Minggu, 06 Juli 2025
Menu

DPR RI Akui Sudah Beri Peringatan Sejak Lama Soal Medsos Rambah E-commerce

Redaksi
Luluk Nur Hamidah, Anggota DPR Komisi VI
Luluk Nur Hamidah, Anggota DPR Komisi VI | Ist
Bagikan:

FORUM KEADILAN – DPR RI mengaku telah memberikan peringatan kepada pemerintah terkait ancaman media sosial yang lambat laun merambah dunia E-commerce, seperti TikTok.

Hal ini diungkapkan oleh Anggota Komisi VI, Luluk Nur Hamidah yang mengaku telah memberikan respons terkait dengan tren aplikasi TikTok yang seolah  saja beralih fungsi menjadi E-commerce.

“Sebenarnya sudah diingatkan, saya kira 5 tahun terakhir sudah cukup memberikan peringatan, pemerintah jangan sampai kalah cepat,” katanya, kepada Forum Keadilan, Kamis, 14/9/2023.

Luluk juga mengaku khawatir pembiaran terus terjadi mengingat masih tidak adanya batasan dan peraturan yang jelas mengenai produk-produk impor melalui media sosial TikTok.

Ia bahkan menegaskan hal ini dekat dengan praktik monopoli.

“Ini sangat dekat dengan praktik monopoli dan ini tentu mengancam para pelaku bisnis lokal dan UMKM. Karena Tiktok ini ternyata juga tidak pilih-pilih produk sehingga semua itu bisa diperdagangkan disana, tetapi khususnya yang terkait dengan sektor UMKM ya pasti lama-lama akan gulung tikar juga,” ujarnya.

Lebih lanjut, ia mengaku pernah membahas terkait ancaman media sosial yang merambah E-commerce ini.

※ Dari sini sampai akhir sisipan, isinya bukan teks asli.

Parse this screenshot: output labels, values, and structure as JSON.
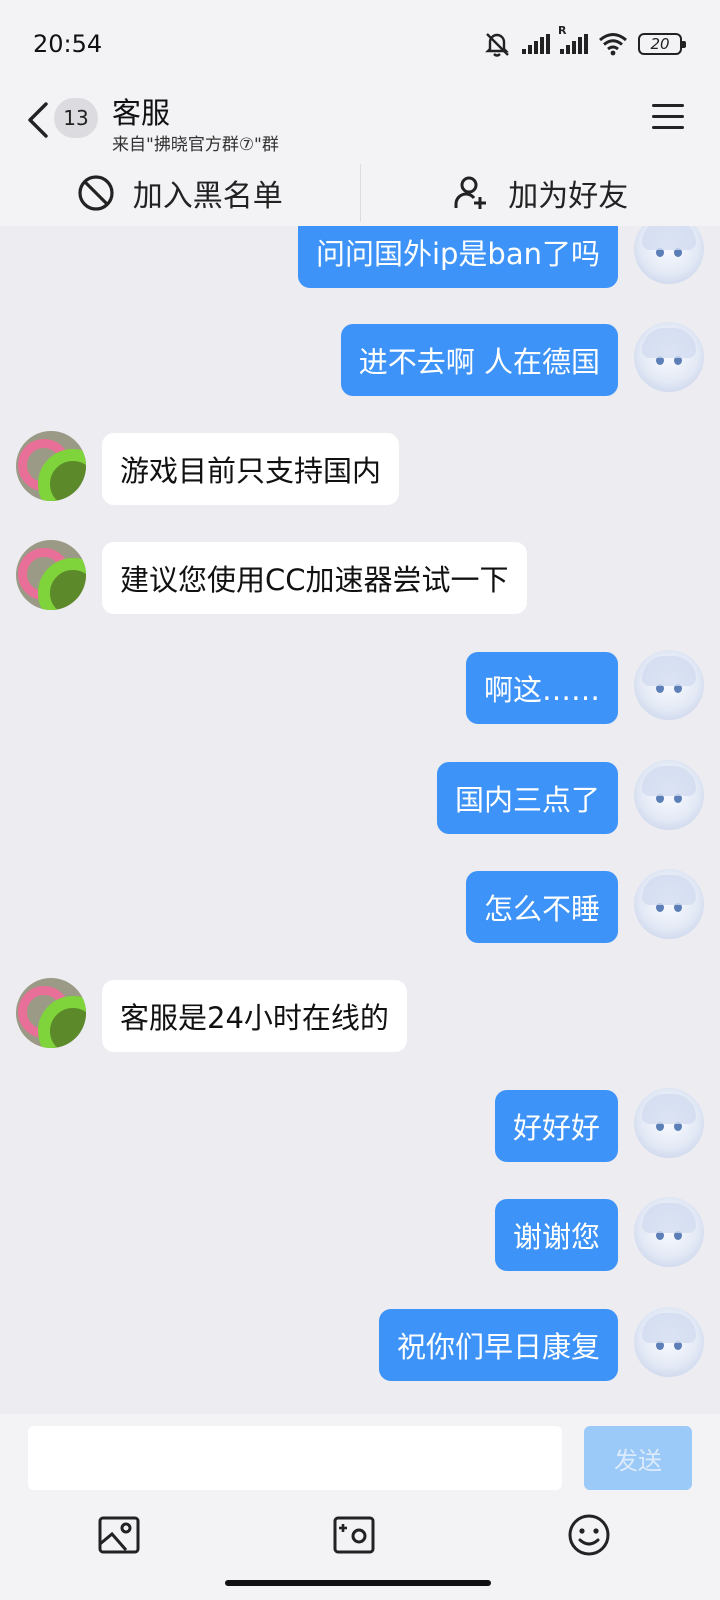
{
  "status_bar": {
    "time": "20:54",
    "signal2_label": "R",
    "battery": "20"
  },
  "header": {
    "unread_count": "13",
    "title": "客服",
    "subtitle": "来自\"拂晓官方群⑦\"群"
  },
  "actions": {
    "block_label": "加入黑名单",
    "add_friend_label": "加为好友"
  },
  "messages": [
    {
      "from": "me",
      "text": "问问国外ip是ban了吗"
    },
    {
      "from": "me",
      "text": "进不去啊 人在德国"
    },
    {
      "from": "other",
      "text": "游戏目前只支持国内"
    },
    {
      "from": "other",
      "text": "建议您使用CC加速器尝试一下"
    },
    {
      "from": "me",
      "text": "啊这……"
    },
    {
      "from": "me",
      "text": "国内三点了"
    },
    {
      "from": "me",
      "text": "怎么不睡"
    },
    {
      "from": "other",
      "text": "客服是24小时在线的"
    },
    {
      "from": "me",
      "text": "好好好"
    },
    {
      "from": "me",
      "text": "谢谢您"
    },
    {
      "from": "me",
      "text": "祝你们早日康复"
    }
  ],
  "composer": {
    "input_value": "",
    "send_label": "发送"
  },
  "colors": {
    "accent": "#3d93f7",
    "background": "#edecf1"
  }
}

“Kita berhenti berproduksi, kita malah menjadi marketingnya produk mereka (Tiongkok), jadi kita ini market sekaligus menjadi marketing produk asing, kita tidak lagi memiliki kemampuan produksi dari sisi cost, tampilan, sisi packingnya dari kemampuannya untuk penetrasi pasar, sudah gak mungkin bersaing dengan TikTok, karena perusahaan besar itu juga memiliki teknologi yang dapat membaca algoritma itu,” tuturnya.

Bukan lagi ranah UMKM, Luluk mengungkapkan jika masalah TikTok ini sudah menjadi tanggung jawab negara.

Mendukung revisi Peraturan Menteri Perdagangan (Permendag) Nomor 50 Tahun 2020 tentang perizinan Usaha, Perikanan, Pembinaan, dan Pengawasa Pelaku Usaha dalam Perdagangan Melalui Sistem Elektronik (PPMSE) menjadi salah satu solusinya.

“Nah merevisi Permendag itu memang harus karena kebutuhan dan diharapkan Mendag secepatnya bisa melakukan kajian yang lebih serius dan merevisi peraturan, kajian itu penting karena untuk membuat aturan revisi yang lebih komprehensif dan juga bisa memitigasi risiko lain di masa depan. Namun, Permendag ini jangan dibuat dengan emosional, tapi dengan kajian, tetapi tidak boleh lambat juga, jadi harus tepat, ini yang paling penting,” ungkapnya.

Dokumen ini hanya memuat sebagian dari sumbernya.